Tropical cyclones that approach land are known to bring with them many hazards such as high winds, torrential rainfall and a destructive storm surge. Additionally, the convective environment that accompanies the cyclone may support the development of outer hurricane rainbands containing mini-supercells. This occurred in our numerical study of Hurricane Opal. Tropical cyclone mini-supercells can produce damaging tornadoes (McCaul 1991) and hence pose a significant public threat. The convective environment of these tropical cyclone mini-supercells differs from that usually found on the Great Plains. The tropical environment is characterized by the Miller "Type-II" thermodynamic profile, which is distinctly different from the Miller "Type-I" profile common of the Great Plains. McCaul (1991) developed a composite close-proximity thermodynamic profile for hurricane tornadic events, which was moist throughout the troposphere, similar to the Miller "Type-II" profile. Surface based instability in this profile is largely restricted to the lower troposphere, with peak buoyancy near 700 mb.

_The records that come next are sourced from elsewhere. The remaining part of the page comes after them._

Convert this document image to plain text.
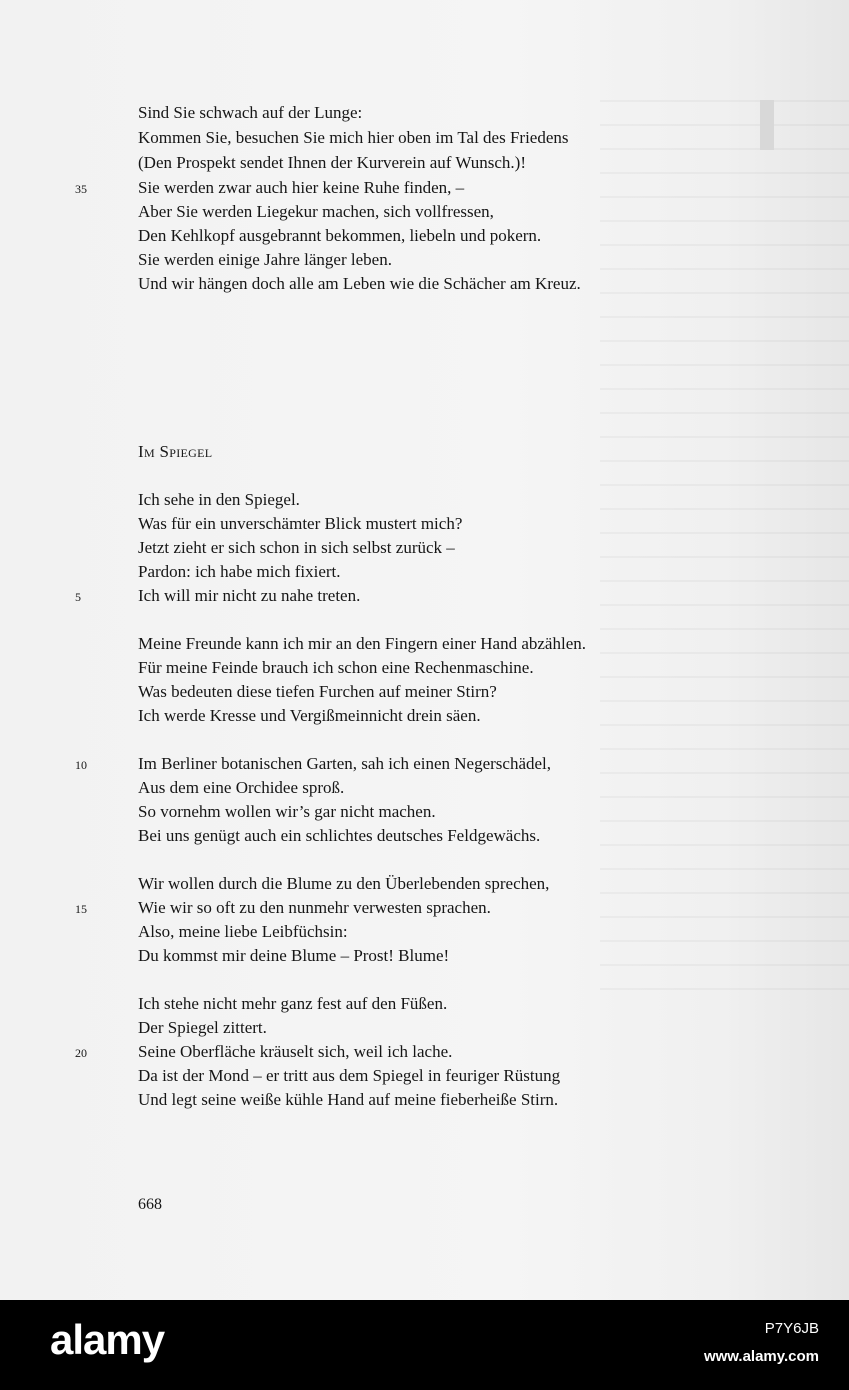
Sind Sie schwach auf der Lunge:
Kommen Sie, besuchen Sie mich hier oben im Tal des Friedens
(Den Prospekt sendet Ihnen der Kurverein auf Wunsch.)!
35	Sie werden zwar auch hier keine Ruhe finden, –
Aber Sie werden Liegekur machen, sich vollfressen,
Den Kehlkopf ausgebrannt bekommen, liebeln und pokern.
Sie werden einige Jahre länger leben.
Und wir hängen doch alle am Leben wie die Schächer am Kreuz.
Im Spiegel
Ich sehe in den Spiegel.
Was für ein unverschämter Blick mustert mich?
Jetzt zieht er sich schon in sich selbst zurück –
Pardon: ich habe mich fixiert.
5	Ich will mir nicht zu nahe treten.
Meine Freunde kann ich mir an den Fingern einer Hand abzählen.
Für meine Feinde brauch ich schon eine Rechenmaschine.
Was bedeuten diese tiefen Furchen auf meiner Stirn?
Ich werde Kresse und Vergißmeinnicht drein säen.
10	Im Berliner botanischen Garten, sah ich einen Negerschädel,
Aus dem eine Orchidee sproß.
So vornehm wollen wir’s gar nicht machen.
Bei uns genügt auch ein schlichtes deutsches Feldgewächs.
Wir wollen durch die Blume zu den Überlebenden sprechen,
15	Wie wir so oft zu den nunmehr verwesten sprachen.
Also, meine liebe Leibfüchsin:
Du kommst mir deine Blume – Prost! Blume!
Ich stehe nicht mehr ganz fest auf den Füßen.
Der Spiegel zittert.
20	Seine Oberfläche kräuselt sich, weil ich lache.
Da ist der Mond – er tritt aus dem Spiegel in feuriger Rüstung
Und legt seine weiße kühle Hand auf meine fieberheiße Stirn.
668
alamy	P7Y6JB
www.alamy.com
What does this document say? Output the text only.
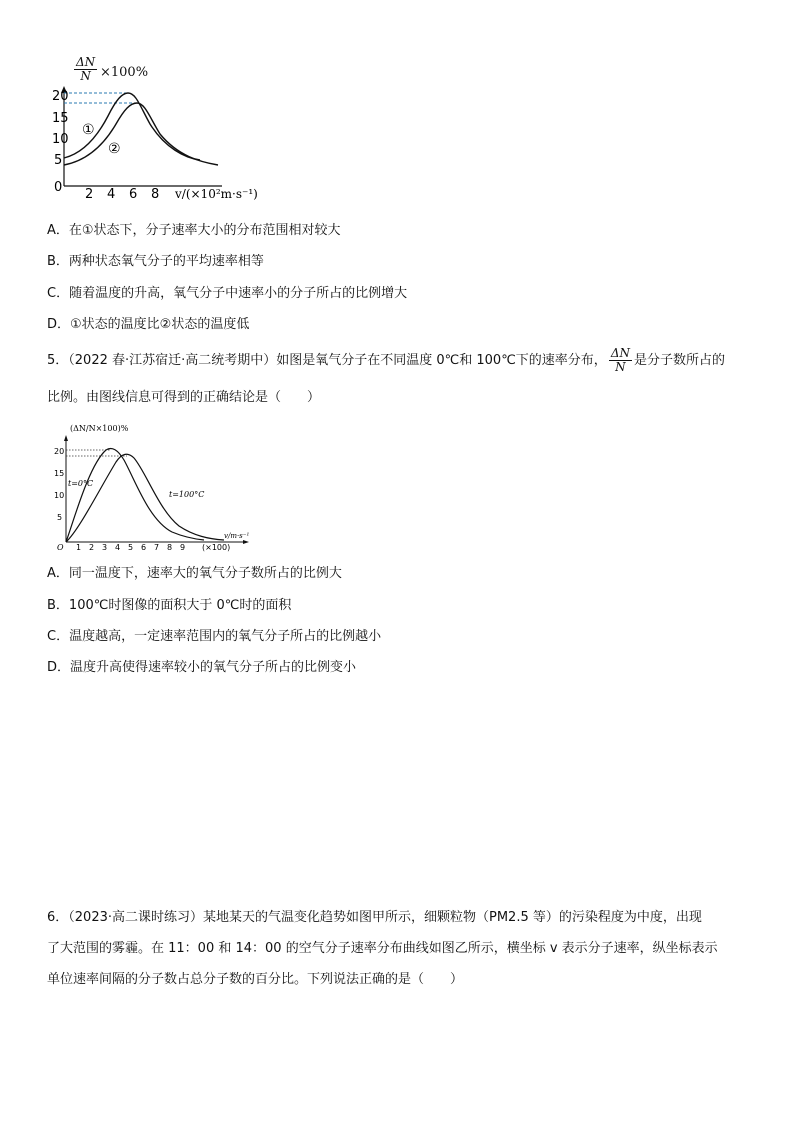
$\frac{\Delta N}{N} \times 100\%$
20
15
10
5
0 2 4 6 8 v/(×10²m·s⁻¹)
①
②
A．在①状态下，分子速率大小的分布范围相对较大
B．两种状态氧气分子的平均速率相等
C．随着温度的升高，氧气分子中速率小的分子所占的比例增大
D．①状态的温度比②状态的温度低
5．（2022 春·江苏宿迁·高二统考期中）如图是氧气分子在不同温度 0℃和 100℃下的速率分布， $\frac{\Delta N}{N}$ 是分子数所占的
比例。由图线信息可得到的正确结论是（　　）
(ΔN/N×100)%
20
15
10
5
O 1 2 3 4 5 6 7 8 9 (×100)
v/m·s⁻¹
t=0°C
t=100°C
A．同一温度下，速率大的氧气分子数所占的比例大
B．100℃时图像的面积大于 0℃时的面积
C．温度越高，一定速率范围内的氧气分子所占的比例越小
D．温度升高使得速率较小的氧气分子所占的比例变小
6．（2023·高二课时练习）某地某天的气温变化趋势如图甲所示，细颗粒物（PM2.5 等）的污染程度为中度，出现
了大范围的雾霾。在 11：00 和 14：00 的空气分子速率分布曲线如图乙所示，横坐标 v 表示分子速率，纵坐标表示
单位速率间隔的分子数占总分子数的百分比。下列说法正确的是（　　）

Storms forming within a moist environment have cold pools that are typically less intense than those that form in the presence of mid-tropospheric dry air. Entrainment of dry air into convective cells leads to evaporational cooling, which hastens the formation and strength of negatively buoyant air feeding the low-level cold pool. This in turn could lead to increased baroclinic generation of low-level vorticity that could influence tornado formation. Gilmore and Wicker (1998) examined the significant influence which mid-tropospheric dryness plays in supercell evolution. Notably, they found a direct relationship between midtropospheric dryness and cold pool intensity. Idealized simulations of supercell structure performed by McCaul and Weisman (1996, 2001) used a thermodynamic environment with fixed high relative humidity (90%) above the LCL. McCaul and Weisman (2001) recognized the need for a deeper examination of the potential role of midtropospheric dry air, noting that the magnitude of low-level vorticity was related to the cold pool intensity in their mini-supercell simulations.

Simulations of the life-cycle of Hurricane Opal (1995) have been carried out by the authors using the MM5 (5 grids) with 1.1 km horizontal resolution in the innermost grid (Romine and Wilhelmson 2002). Assessment of this hurricane simulation revealed a mid-level dry air boundary collocated with the development of deep convection analogous to mini-supercells. Additionally, soundings and water vapor imagery from the observed Hurricane Opal showed mid-level dry air drawn into the hurricane circulation. The role this dry air played in shaping the simulated convection properties will be further examined using the COMMAS cloud model at higher horizontal resolution (250 m). Representative soundings from the MM5 simulation on either side of an outer hurricane rainband will each be used to initialize the model. Comparisons will be made to a simulation with high humidity through the cloud bearing layer. Results from these simulations and how they relate to the hurricane simulated convection will be presented.